UniCreative: Unifying Long-form Logic and Short-form Sparkle via Reference-Free Reinforcement Learning

arXiv:2604.05517v1 Announce Type: new Abstract: A fundamental challenge in creative writing lies in reconciling the inherent tension between maintaining global coherence in long-form narratives and preserving local expressiveness in short-form texts. While long-context generation necessitates explicit macroscopic planning, short-form creativity often demands spontaneous, constraint-free expression. Existing alignment paradigms, however, typically employ static reward signals and rely heavily on high-quality supervised data, which is costly and difficult to scale. To address this, we propose \textbf{UniCreative}, a unified reference-free reinforcement learning framework. We first introduce \textbf{AC-GenRM}, an adaptive constraint-aware reward model that dynamically synthesizes query-specific criteria to provide fine-grained preference judgments. Leveraging these signals, we propose \textbf{ACPO}, a policy optimization algorithm that aligns models with human preferences across both con

arXiv:2604.05517v1 Announce Type: new Abstract: A fundamental challenge in creative writing lies in reconciling the inherent tension between maintaining global coherence in long-form narratives and preserving local expressiveness in short-form texts. While long-context generation necessitates explicit macroscopic planning, short-form creativity often demands spontaneous, constraint-free expression. Existing alignment paradigms, however, typically employ static reward signals and rely heavily on high-quality supervised data, which is costly and difficult to scale. To address this, we propose \textbf{UniCreative}, a unified reference-free reinforcement learning framework. We first introduce \textbf{AC-GenRM}, an adaptive constraint-aware reward model that dynamically synthesizes query-specific criteria to provide fine-grained preference judgments. Leveraging these signals, we propose \textbf{ACPO}, a policy optimization algorithm that aligns models with human preferences across both content quality and structural paradigms without supervised fine-tuning and ground-truth references. Empirical results demonstrate that AC-GenRM aligns closely with expert evaluations, while ACPO significantly enhances performance across diverse writing tasks. Crucially, our analysis reveals an emergent meta-cognitive ability: the model learns to autonomously differentiate between tasks requiring rigorous planning and those favoring direct generation, validating the effectiveness of our direct alignment approach.

Executive Summary

The article introduces UniCreative, a novel reinforcement learning framework designed to address the dual challenges of global coherence in long-form narratives and local expressiveness in short-form texts.

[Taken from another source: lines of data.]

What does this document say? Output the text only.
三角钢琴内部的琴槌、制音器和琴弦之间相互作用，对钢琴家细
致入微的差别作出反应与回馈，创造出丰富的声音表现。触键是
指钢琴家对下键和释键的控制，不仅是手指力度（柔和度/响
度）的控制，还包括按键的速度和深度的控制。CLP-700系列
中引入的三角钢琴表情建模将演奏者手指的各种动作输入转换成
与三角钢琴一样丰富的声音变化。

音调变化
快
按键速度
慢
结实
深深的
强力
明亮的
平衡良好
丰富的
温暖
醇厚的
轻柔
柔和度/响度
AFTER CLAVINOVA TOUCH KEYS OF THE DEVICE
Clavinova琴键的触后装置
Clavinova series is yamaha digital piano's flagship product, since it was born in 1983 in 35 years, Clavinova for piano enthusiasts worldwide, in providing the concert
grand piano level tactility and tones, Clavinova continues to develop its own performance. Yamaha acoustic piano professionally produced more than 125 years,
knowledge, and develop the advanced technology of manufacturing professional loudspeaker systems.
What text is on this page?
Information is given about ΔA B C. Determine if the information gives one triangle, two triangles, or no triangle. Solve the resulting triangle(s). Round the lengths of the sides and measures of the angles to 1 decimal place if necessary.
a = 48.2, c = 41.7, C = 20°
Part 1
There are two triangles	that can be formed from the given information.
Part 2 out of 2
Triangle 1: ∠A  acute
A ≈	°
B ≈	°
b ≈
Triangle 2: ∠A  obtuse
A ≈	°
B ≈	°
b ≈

By decoupling the tension between macroscopic planning and spontaneous creativity, the authors propose two core innovations: AC-GenRM, an adaptive constraint-aware reward model that dynamically synthesizes task-specific criteria without reliance on ground-truth references, and ACPO, a policy optimization algorithm that aligns model outputs with human preferences across structural and content dimensions. Empirical validation demonstrates the framework's ability to autonomously differentiate between tasks requiring rigorous planning versus direct generation, showcasing emergent meta-cognitive capabilities. This approach circumvents the scalability limitations of traditional alignment paradigms, which depend on static rewards and high-cost supervised data, thereby offering a scalable and reference-free solution to creative writing alignment.

Key Points

  • The tension between global coherence (long-form) and local expressiveness (short-form) in creative writing is addressed through a unified reinforcement learning framework, UniCreative.
  • AC-GenRM introduces adaptive, query-specific reward modeling that eliminates the need for ground-truth references, enabling dynamic preference alignment.
  • ACPO facilitates policy optimization by aligning model outputs with human preferences across both content quality and structural paradigms without supervised fine-tuning.
  • Empirical results highlight UniCreative's emergent meta-cognitive ability to autonomously differentiate task requirements, validating the direct alignment approach.

Merits

Innovation in Alignment Paradigms

UniCreative pioneers a reference-free reinforcement learning framework, eliminating dependency on costly supervised data and static reward signals, which addresses a critical bottleneck in scalable alignment for creative writing.

Adaptive Reward Modeling

AC-GenRM's dynamic synthesis of task-specific criteria enables fine-grained, query-aware preference judgments, enhancing alignment precision without ground-truth references.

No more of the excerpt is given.